How do we do that? I think that’s the first question that everybody has: What do I do to get engaged? And there’re so many different answers. I think for a long time the environmental movement has been encouraging people to do these small actions. Change your lightbulbs, recycle … and all of that is important, and we have to practice what we preach. But we really need structural change. We have to be unafraid with structural change, we have to be unafraid of protest, we have to be unafraid of thinking about what structural change means, and who needs to be the leadership for this type of structural change to happen. Obviously, we need to vote and hold our leaders accountable. But I think more than that, it’s about all of us becoming activists.

People frequently [pose] an undertone of a question or an overt question to me which is, “How do you possibly do climate activism when you work in such a dirty industry?” And I actually see that as an opportunity. Fashion is one of the dirtiest industries in the world, but that means if we change how we work, some of how we work, we can make an enormous difference. Same goes for everyone; if you live in the reddest state, if you work for one of the biggest offenders, if you drive the biggest car, well then, your change can mean a lot. And you can choose to see that as powerful potential, rather than negative.

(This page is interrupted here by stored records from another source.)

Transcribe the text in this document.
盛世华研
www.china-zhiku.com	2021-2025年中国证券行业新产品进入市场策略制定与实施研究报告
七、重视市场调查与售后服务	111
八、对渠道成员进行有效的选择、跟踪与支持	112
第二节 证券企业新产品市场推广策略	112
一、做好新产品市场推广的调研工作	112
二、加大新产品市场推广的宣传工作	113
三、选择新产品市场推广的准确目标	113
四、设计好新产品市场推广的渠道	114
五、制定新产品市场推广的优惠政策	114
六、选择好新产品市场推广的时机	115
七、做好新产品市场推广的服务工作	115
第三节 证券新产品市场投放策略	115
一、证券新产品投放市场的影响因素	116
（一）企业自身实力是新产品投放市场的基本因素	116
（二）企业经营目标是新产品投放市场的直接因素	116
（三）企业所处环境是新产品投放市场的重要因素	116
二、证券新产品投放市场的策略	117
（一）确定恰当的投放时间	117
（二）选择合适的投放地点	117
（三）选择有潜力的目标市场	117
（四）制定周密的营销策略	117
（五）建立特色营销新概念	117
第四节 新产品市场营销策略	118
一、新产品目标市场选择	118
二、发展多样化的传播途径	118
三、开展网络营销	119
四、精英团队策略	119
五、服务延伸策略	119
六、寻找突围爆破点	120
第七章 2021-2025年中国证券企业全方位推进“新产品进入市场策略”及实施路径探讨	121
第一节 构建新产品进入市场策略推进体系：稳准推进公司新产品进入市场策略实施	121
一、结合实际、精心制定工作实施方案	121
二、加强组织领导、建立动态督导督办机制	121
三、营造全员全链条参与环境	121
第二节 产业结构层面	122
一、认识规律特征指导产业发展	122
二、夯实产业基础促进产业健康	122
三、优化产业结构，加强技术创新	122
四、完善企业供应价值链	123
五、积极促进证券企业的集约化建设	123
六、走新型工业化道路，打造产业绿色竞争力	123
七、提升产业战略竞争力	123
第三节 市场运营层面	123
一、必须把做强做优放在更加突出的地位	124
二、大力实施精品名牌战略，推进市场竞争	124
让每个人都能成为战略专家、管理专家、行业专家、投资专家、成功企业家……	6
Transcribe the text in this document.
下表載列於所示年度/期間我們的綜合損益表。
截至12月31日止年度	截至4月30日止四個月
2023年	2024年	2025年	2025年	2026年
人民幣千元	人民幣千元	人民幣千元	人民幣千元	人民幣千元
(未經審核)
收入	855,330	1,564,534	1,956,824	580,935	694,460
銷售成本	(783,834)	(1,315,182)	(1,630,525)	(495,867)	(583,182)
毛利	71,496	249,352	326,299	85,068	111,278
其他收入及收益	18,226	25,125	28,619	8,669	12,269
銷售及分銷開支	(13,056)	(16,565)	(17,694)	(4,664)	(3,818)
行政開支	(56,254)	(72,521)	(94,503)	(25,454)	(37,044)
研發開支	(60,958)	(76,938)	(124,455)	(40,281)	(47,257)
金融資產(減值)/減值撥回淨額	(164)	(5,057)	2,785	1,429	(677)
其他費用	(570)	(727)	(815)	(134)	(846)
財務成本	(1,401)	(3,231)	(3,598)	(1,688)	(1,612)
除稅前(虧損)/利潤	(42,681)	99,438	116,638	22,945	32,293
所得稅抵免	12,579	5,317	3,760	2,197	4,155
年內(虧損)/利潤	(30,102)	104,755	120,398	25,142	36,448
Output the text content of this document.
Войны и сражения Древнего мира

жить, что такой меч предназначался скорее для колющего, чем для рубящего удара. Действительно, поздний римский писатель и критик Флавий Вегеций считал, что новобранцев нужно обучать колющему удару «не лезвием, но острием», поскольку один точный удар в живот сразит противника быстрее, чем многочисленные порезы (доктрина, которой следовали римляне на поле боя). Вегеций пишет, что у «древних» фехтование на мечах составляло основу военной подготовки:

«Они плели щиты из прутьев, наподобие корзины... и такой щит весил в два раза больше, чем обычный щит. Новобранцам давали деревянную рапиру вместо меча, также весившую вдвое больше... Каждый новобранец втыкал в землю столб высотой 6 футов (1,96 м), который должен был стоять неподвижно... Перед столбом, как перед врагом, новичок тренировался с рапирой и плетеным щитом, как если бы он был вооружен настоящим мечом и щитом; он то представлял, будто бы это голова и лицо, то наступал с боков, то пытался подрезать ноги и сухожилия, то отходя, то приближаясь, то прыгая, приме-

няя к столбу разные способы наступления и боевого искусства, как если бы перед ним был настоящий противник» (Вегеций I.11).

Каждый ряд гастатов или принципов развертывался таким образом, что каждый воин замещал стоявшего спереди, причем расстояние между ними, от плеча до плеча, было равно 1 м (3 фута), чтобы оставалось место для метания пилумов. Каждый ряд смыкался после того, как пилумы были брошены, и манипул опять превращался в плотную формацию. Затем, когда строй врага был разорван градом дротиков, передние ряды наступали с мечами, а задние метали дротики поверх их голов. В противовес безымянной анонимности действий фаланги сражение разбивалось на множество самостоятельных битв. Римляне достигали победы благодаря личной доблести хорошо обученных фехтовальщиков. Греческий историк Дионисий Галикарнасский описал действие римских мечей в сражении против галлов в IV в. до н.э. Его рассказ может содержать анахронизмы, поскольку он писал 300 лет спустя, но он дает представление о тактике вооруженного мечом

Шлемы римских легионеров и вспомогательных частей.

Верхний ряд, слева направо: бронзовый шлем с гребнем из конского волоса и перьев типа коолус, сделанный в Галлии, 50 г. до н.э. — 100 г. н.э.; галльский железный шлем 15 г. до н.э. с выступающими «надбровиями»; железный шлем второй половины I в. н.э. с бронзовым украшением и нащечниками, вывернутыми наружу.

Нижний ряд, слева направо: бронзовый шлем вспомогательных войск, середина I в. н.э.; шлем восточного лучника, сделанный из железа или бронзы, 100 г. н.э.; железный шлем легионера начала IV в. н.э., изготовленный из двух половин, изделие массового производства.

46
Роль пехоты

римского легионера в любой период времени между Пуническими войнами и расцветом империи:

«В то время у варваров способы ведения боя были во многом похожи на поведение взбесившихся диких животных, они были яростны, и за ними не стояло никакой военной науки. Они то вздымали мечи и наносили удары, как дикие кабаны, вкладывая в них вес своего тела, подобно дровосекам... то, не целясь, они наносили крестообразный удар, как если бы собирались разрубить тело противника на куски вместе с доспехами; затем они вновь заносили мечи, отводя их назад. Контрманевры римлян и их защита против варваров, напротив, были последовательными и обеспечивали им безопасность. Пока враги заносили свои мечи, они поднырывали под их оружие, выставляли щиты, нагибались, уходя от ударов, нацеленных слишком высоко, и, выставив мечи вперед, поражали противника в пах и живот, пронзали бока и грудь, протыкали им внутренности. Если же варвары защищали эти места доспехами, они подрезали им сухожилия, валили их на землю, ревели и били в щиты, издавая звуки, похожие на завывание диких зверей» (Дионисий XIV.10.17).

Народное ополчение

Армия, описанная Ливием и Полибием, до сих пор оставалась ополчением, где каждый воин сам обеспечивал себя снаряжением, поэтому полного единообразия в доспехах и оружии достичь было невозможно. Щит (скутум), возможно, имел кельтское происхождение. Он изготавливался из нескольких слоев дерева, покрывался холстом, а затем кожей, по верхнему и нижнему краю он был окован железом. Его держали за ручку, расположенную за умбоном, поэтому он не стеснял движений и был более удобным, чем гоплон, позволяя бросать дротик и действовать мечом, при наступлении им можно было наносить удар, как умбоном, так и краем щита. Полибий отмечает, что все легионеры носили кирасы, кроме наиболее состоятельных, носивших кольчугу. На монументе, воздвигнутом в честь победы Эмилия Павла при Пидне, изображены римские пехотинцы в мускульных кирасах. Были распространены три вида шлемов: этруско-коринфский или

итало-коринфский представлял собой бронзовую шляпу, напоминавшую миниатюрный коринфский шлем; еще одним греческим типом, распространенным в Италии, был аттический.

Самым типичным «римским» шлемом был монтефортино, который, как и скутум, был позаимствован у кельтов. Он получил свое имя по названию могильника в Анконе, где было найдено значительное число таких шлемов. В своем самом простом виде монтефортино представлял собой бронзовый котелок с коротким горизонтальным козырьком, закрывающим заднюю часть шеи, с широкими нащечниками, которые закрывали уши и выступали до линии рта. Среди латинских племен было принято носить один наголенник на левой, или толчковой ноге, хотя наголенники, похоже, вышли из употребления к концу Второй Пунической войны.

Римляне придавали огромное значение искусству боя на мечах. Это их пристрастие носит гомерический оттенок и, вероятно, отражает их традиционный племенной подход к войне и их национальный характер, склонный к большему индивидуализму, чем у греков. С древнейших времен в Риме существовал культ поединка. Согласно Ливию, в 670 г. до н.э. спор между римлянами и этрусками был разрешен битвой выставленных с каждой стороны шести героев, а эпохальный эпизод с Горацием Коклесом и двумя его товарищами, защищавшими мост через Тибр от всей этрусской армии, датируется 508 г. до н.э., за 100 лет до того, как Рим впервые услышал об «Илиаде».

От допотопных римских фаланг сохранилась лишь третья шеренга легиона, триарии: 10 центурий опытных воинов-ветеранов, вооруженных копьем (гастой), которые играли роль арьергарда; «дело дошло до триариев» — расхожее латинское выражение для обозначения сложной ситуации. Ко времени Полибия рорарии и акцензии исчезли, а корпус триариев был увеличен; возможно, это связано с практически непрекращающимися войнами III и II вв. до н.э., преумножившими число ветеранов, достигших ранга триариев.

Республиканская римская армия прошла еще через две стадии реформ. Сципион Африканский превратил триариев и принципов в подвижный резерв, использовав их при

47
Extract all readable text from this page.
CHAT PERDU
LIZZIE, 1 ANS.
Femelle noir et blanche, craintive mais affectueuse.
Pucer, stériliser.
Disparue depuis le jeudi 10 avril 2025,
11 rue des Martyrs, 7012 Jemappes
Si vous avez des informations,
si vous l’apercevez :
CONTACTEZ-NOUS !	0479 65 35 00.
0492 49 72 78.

Is there anything else you took away from the DNC? We’re in such a complicated moment and finding the language to talk to people who are just feeling really disenchanted by this election is the challenge that we have right now. Also, I think it’s so important for us to start thinking about what it means to be political, what it means to be an activist. We just had a two-term black president. And we might get our first female president, and we just have to keep expanding that, and pushing for who gets to be included. And just let this be the tip of the iceberg.